The Territory

The red line divides the state of Oklahoma and Indian Territory. The map was created in 1892, before statehood. (Library of Congress. http://hdl.loc.gov/loc.gmd/g4021e.ct000224)

Do you have any idea where the Territory was? Outlaws fled there when the law was after them. Judge Parker often called the Hanging Judge handed out verdicts to whites who broke the law. Young couples in Texas got married there when Texas law required a three-day wait, but marriages before statehood between whites had to be recorded in Texas. Texas farmers thought the grass was much greener on the other side of the Red River until they tried farming it. In the drought beginning in 1893 Texas cattlemen drove herds to Big Pasture, good grazing land tribes leased to whites. Land south of the Red River was more fertile but the North side had more oil.

Now do you have an idea where the Territory is? It’s Oklahoma today, but was once known as Indian Territory. Oklahoma and Texas have a lot in common and are very competitive. Don’t try to enjoy State Fair of Texas on Texas-OU weekend or you might get squashed. It’s a coin toss for which state has the worse weather and more tornados. But whatever side of the Red River one resides on, that is that person’s favorite side, no doubt about it.

Early settlers in northeast Texas first located on the north bank of the Red. Shortly thereafter, the Federal government relocated Choctaw Indians there. The whites had to pick up and move across the river.

At the very onset of the Civil War the Eleventh Texas Cavalry crossed the Red to attempt to convince Native Americans to fight for the Confederacy. Some did and others didn’t. Amazingly the Southern Creek tribe joined the Union Army while Northern Creeks sided with Confederates.

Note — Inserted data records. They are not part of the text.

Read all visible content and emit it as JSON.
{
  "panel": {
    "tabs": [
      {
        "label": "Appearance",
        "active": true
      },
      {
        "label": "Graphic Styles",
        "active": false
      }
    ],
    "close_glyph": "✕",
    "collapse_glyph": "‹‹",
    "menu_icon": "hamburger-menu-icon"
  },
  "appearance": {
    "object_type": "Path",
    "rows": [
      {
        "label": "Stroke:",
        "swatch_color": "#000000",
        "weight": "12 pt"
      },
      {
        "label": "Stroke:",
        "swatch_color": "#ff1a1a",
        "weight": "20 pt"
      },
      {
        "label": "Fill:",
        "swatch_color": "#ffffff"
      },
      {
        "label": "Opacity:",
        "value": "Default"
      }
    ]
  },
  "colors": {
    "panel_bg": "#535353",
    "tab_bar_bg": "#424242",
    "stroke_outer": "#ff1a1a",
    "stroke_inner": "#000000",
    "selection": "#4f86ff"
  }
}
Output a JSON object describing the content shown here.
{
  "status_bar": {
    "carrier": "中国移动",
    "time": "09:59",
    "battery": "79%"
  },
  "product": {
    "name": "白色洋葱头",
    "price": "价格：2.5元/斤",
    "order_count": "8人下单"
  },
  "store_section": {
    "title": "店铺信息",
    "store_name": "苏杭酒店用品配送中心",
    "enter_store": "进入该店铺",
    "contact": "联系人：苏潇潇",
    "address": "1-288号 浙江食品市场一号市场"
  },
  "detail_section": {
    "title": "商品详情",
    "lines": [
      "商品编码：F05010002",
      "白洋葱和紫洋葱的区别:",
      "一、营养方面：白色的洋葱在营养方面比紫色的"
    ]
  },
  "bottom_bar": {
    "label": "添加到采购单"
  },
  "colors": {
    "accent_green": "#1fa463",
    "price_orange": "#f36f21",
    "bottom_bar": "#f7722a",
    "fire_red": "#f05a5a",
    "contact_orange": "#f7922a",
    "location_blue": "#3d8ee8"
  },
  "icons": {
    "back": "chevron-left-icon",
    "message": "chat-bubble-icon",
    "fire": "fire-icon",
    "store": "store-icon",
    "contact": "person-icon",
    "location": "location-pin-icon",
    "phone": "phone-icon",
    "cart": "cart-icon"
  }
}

After the Civil War until sometime in the 1920s, outlaws here in Texas fled into Oklahoma. Gunslingers, train robbers, forgers and petty thieves hid out in the under populated areas. At that time there were no dams along the Red River to control floods and provide communities with water. Would-be felons headed their horse north into a haven of freedom, they hoped.

Not all folks moving into Indian Territory were criminals. My great-grandfather and family, his mother, and brother settled in Jefferson County Indian Territory around 1890. My great-grandfather is supposed to have run the ferry between Red River Station in Texas and the landing in the Chickasaw Nation. His brother Oscar supposedly visited Judge Parker about a load of stolen goods. Federal court records say Oscar was a witness but the family feared his was the criminal.

And who can forget the Okies in Grapes of Wrath? They farmed in the Oklahoma Panhandle under the assumption that plowed land would bring rain. Only by a fluke in weather did that work the first few years they tried growing wheat. Then the drought that brought the Dust Bowl arrived. Movies and newsreels remind us of the poverty-stricken people who lost everything only to be ostracized in California.

But Oklahoma is a great place. They tell stories about us Texans the same way we talk about them down here.